Opinions of respected ‘experts’ in non-paid-for channels are increasingly influential in shaping brand perceptions and purchase decisions.
Measurement is knowledge, knowledge is power. It allows you to assess your current and past performances (and those of your rivals) and plan your future strategy accordingly. This is crucial for planning budgets and setting KPIs.
Your input is key to successful measurement. It is not a one-size-fits-all package. Answering your questions in a meaningful way, in line with your expectations and sector knowledge is key to a successful measurement program.
Absence of measurement renders any assessment of performance anecdotal at best and subject to misguided interpretation by others in your organisation. Different people are exposed to different media and diverse messages.
Who hasn’t had a superior come to them in a panic after an unfavourable news story has broken? Armed with accurate data you can provide context to any situation, whether positive or negative.

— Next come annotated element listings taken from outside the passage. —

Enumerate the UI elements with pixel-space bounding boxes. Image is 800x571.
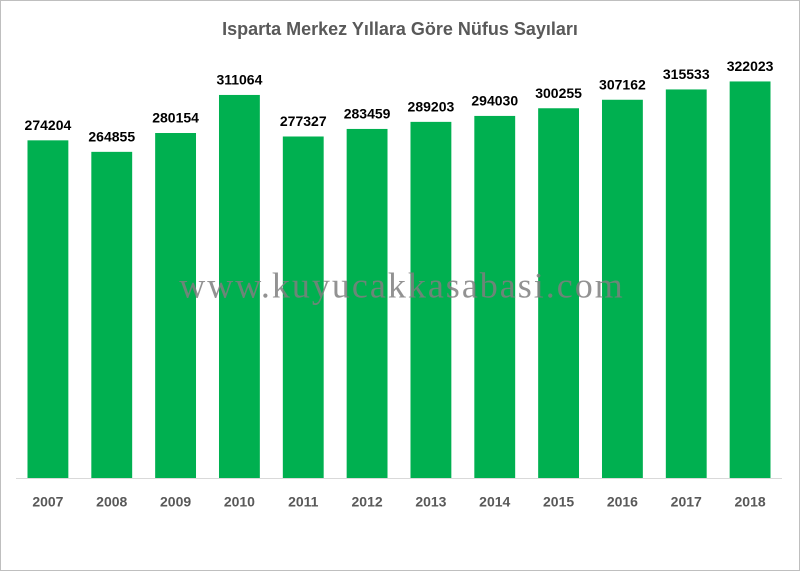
value-label: 274204 [25,117,72,133]
value-label: 277327 [280,113,327,129]
bars: 274204 2007 264855 2008 280154 2009 311064 2010… [25,58,774,510]
chart-title: Isparta Merkez Yıllara Göre Nüfus Sayıla… [222,19,578,39]
bar [538,108,580,478]
x-tick-label: 2015 [543,494,574,510]
bar [601,99,643,478]
value-label: 307162 [599,76,646,92]
bar [91,151,133,479]
x-tick-label: 2018 [735,494,766,510]
x-tick-label: 2013 [415,494,446,510]
value-label: 300255 [535,85,582,101]
value-label: 264855 [88,129,135,145]
bar [346,128,388,478]
bar [27,140,69,479]
bar [155,133,197,478]
x-tick-label: 2014 [479,494,510,510]
x-tick-label: 2011 [288,494,319,510]
x-tick-label: 2009 [160,494,191,510]
value-label: 289203 [408,99,455,115]
bar [410,121,452,479]
x-tick-label: 2017 [671,494,702,510]
bar [729,81,771,479]
value-label: 311064 [216,72,262,88]
value-label: 322023 [727,58,774,74]
value-label: 315533 [663,66,710,82]
x-tick-label: 2007 [32,494,63,510]
x-tick-label: 2016 [607,494,638,510]
value-label: 294030 [471,93,518,109]
bar [665,89,707,478]
x-tick-label: 2012 [352,494,383,510]
x-tick-label: 2008 [96,494,127,510]
value-label: 280154 [152,110,199,126]
x-tick-label: 2010 [224,494,255,510]
value-label: 283459 [344,106,391,122]
bar [218,94,260,478]
bar [282,136,324,478]
watermark: www.kuyucakkasabasi.com [179,265,625,305]
bar [474,115,516,478]
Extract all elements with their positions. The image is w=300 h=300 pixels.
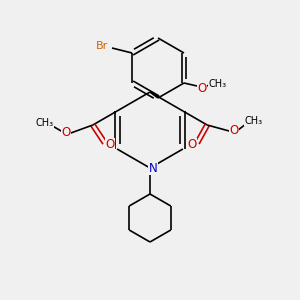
Text: CH₃: CH₃ xyxy=(244,116,262,126)
Text: O: O xyxy=(61,127,70,140)
Text: CH₃: CH₃ xyxy=(209,79,227,89)
Text: O: O xyxy=(188,139,197,152)
Text: O: O xyxy=(230,124,239,137)
Text: O: O xyxy=(197,82,207,94)
Text: Br: Br xyxy=(96,41,108,51)
Text: O: O xyxy=(105,139,115,152)
Text: N: N xyxy=(148,161,158,175)
Text: CH₃: CH₃ xyxy=(36,118,54,128)
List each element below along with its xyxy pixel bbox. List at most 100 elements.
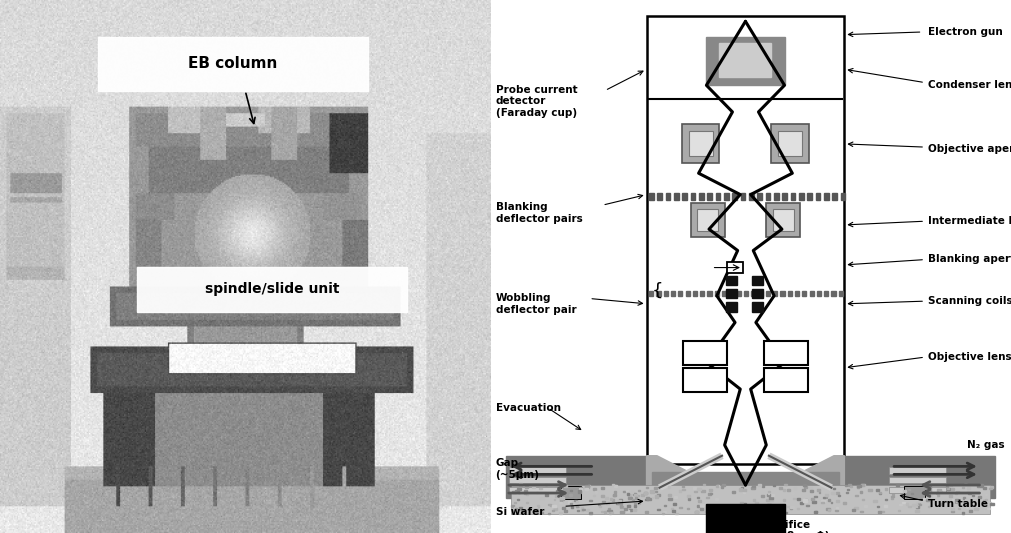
Bar [518,488,521,490]
Bar [969,510,973,512]
Bar [604,512,607,513]
Bar [933,495,936,497]
Bar [674,496,677,498]
Bar [802,291,807,296]
Bar [805,499,807,500]
Bar [857,486,859,488]
Bar [971,500,973,501]
Bar [817,291,821,296]
Bar [615,485,616,486]
Bar [554,499,555,500]
Bar [617,503,619,504]
Bar [783,512,785,514]
Bar [790,507,793,509]
Bar [701,508,703,510]
Bar [614,491,616,492]
Bar [954,493,956,495]
Bar [594,491,596,492]
Bar [729,291,734,296]
Bar [908,506,911,507]
Bar [824,193,829,200]
Bar [731,505,733,507]
Bar [948,503,950,504]
Bar [624,508,627,510]
Bar [902,502,905,503]
Bar [638,495,640,496]
Bar [806,505,809,506]
Bar [802,489,806,491]
Bar [777,510,782,512]
Bar [708,291,712,296]
Bar [588,512,592,514]
Bar [675,513,677,514]
Bar [696,511,698,513]
Bar [655,491,657,492]
Bar [948,495,952,497]
Bar [516,490,519,492]
Bar [783,193,788,200]
Bar [836,500,838,502]
Bar [922,492,925,494]
Bar [585,486,588,488]
Bar [757,193,762,200]
Bar [722,291,726,296]
Bar [824,291,828,296]
Bar [791,506,794,507]
Bar [585,488,587,490]
Bar [646,497,649,498]
Bar [751,291,755,296]
Bar [568,501,571,503]
Bar [697,209,719,231]
Bar [574,500,577,502]
Bar [633,493,636,495]
Bar [939,503,942,505]
Bar [577,510,579,512]
Bar [732,491,735,494]
Bar [947,488,949,489]
Bar [758,291,762,296]
Bar [958,508,960,510]
Bar [804,486,807,488]
Bar [771,124,809,163]
Bar [737,291,741,296]
Bar [811,498,814,500]
Bar [580,507,583,508]
Bar [519,483,523,486]
Bar [701,504,704,506]
Text: N₂ gas: N₂ gas [967,440,1004,450]
Bar [765,291,770,296]
Bar [776,510,779,511]
Bar [536,491,538,492]
Bar [841,193,845,200]
Bar [657,494,660,496]
Bar [879,511,881,513]
Bar [663,291,668,296]
Bar [554,508,557,510]
Bar [930,503,932,504]
Bar [564,485,567,487]
Bar [842,502,846,504]
Bar [557,490,559,491]
Bar [778,131,802,156]
Bar [927,484,930,485]
Bar [705,511,708,512]
Bar [927,494,930,496]
Bar [674,193,678,200]
Bar [628,505,630,507]
Bar [540,512,543,513]
Bar [712,510,714,511]
Bar [578,487,581,489]
Bar [538,506,539,507]
Bar [763,368,808,392]
Bar [649,291,653,296]
Bar [743,489,746,491]
Bar [647,16,844,464]
Text: Wobbling
deflector pair: Wobbling deflector pair [495,293,576,314]
Bar [791,193,796,200]
Bar [741,509,744,511]
Bar [592,495,595,496]
Bar [673,504,676,505]
Bar [744,291,748,296]
Bar [607,502,610,504]
Bar [949,492,952,493]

Some sceptics argue that it is too difficult to measure PR effectively, so they avoid doing it at all. This is only true if you are unsure of the questions you are looking to answer. Accurate and intuitive measurement can even help you answer questions you didn’t know you had.
Others rely on their ‘gut feel’ or years of experience. This cannot replace hard data, not just for your brand, but for your key rivals. Also it cannot help you defend or increase PR budget. PR evaluation can.
It is crucial that you understand and embrace the measurement process as a tool not as a stick. This helps you and us better understand your goals and align them with the wider aims of the business. Provided this is understood and accepted, and the metric provides you with logical and intuitive output that aligns with your instinct and requirements, measurement is always a benefit.
Once all these elements are aligned, you can implement an evaluation program that truly addresses your requirements.